Zéro artificialisation nette et serres agricoles
Question de :
M. Yannick Haury
Loire-Atlantique (9e circonscription) - Renaissance
M. Yannick Haury interroge M. le ministre de la transition écologique et de la cohésion des territoires sur le « zéro artificialisation nette ». En effet, à l'occasion d'une conférence organisée par le PETR du Pays de Retz, l'agence d'urbanisme qui l'accompagne dans la mise en œuvre du ZAN a révélé des discordances entre les données de l'ONAS et les leurs. Le CEREMA a pris en compte les serres maraîchères dans le calcul de la consommation d'espace.
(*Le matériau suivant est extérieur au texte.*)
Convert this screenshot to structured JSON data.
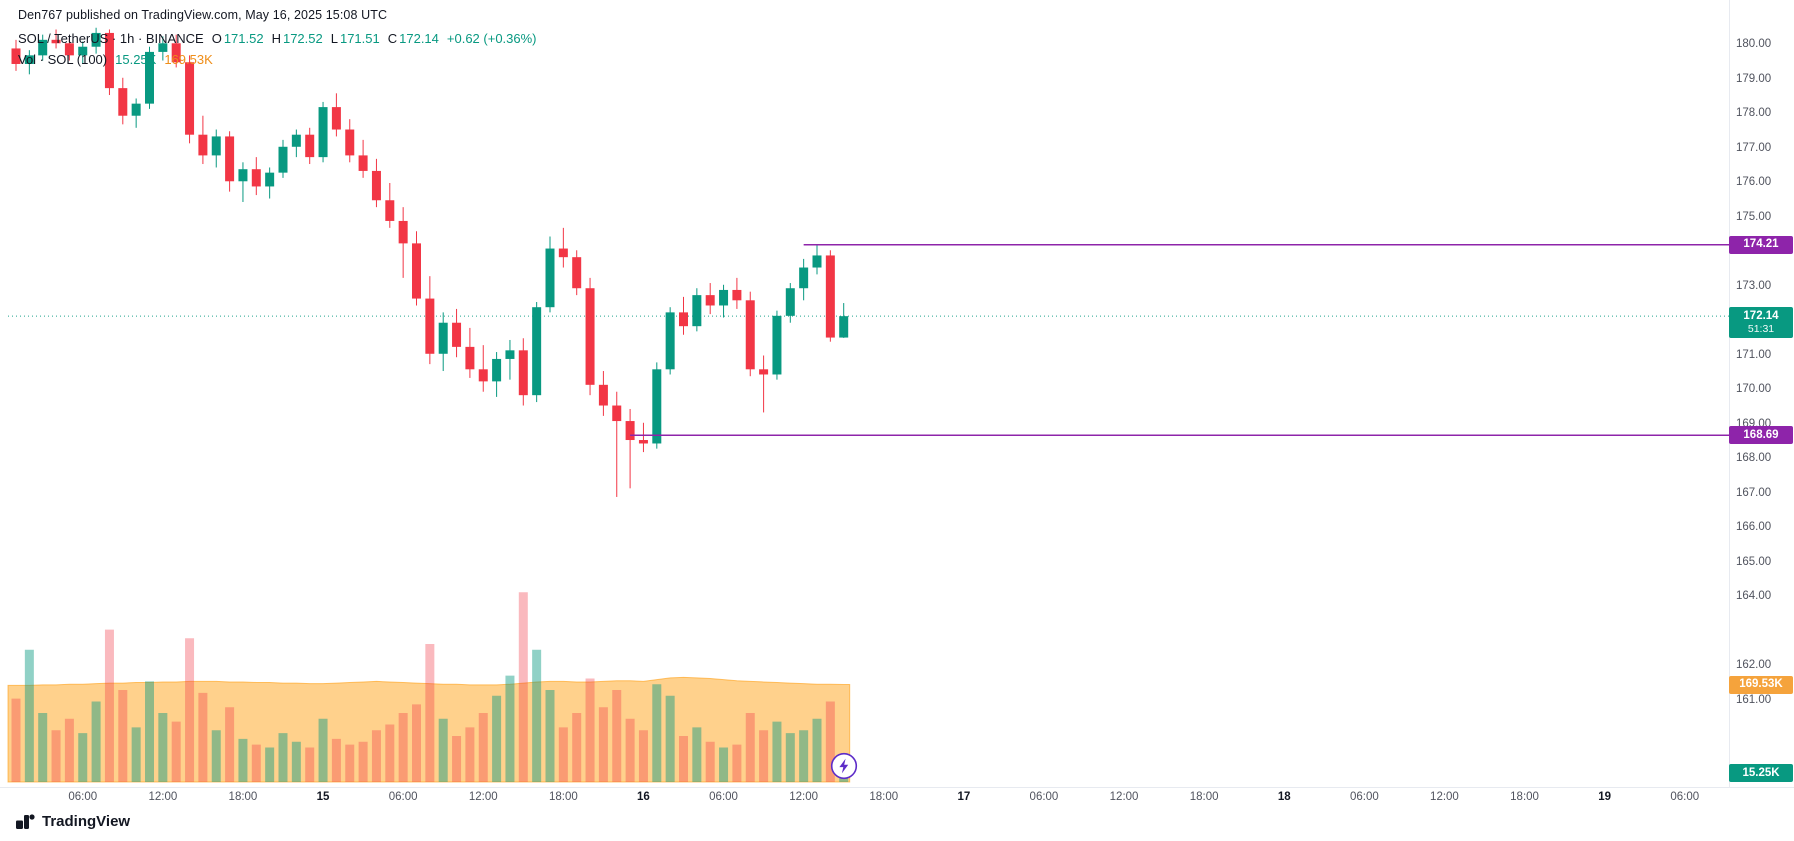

Cependant, ces terres ont une vocation agricole et la lutte contre l'artificialisation doit permettre, notamment, la préservation de la capacité des terres à nourrir la population. Par ailleurs, l'installation de serres maraîchères n'est pas du ressort des maires. Pourtant, avec cette comptabilité, ces espaces se trouveraient déduits du crédit d'espace communal consommable. Dans ces conditions, il semble difficile pour les élus de planifier et de gérer la consommation du foncier sur leurs communes. Aussi, il souhaiterait connaître les intentions du Gouvernement en la matière.
Réponse en séance, et publiée le 3 mai 2023
OBJECTIF ZÉRO ARTIFICIALISATION NETTE ET SERRES AGRICOLES
M. le président. La parole est à M. Yannick Haury, pour exposer sa question, n° 317, relative à l'objectif zéro artificialisation nette et aux serres agricoles.
M. Yannick Haury. Dans ma circonscription, la conférence organisée au début de l'année par le pôle d'équilibre territorial et rural (PETR) du pays de Retz, responsable du schéma de cohérence territoriale (Scot), a mis en évidence des discordances entre les données de l'agence d'urbanisme, qui l'accompagne dans la mise en œuvre de l'objectif zéro artificialisation nette (ZAN), et celles issues de la base de l'Observatoire national de l’artificialisation des sols (Onas), produites par le Centre d’études et d’expertise sur les risques, l’environnement, la mobilité et l’aménagement (Cerema), qui sert d'outil national de référence.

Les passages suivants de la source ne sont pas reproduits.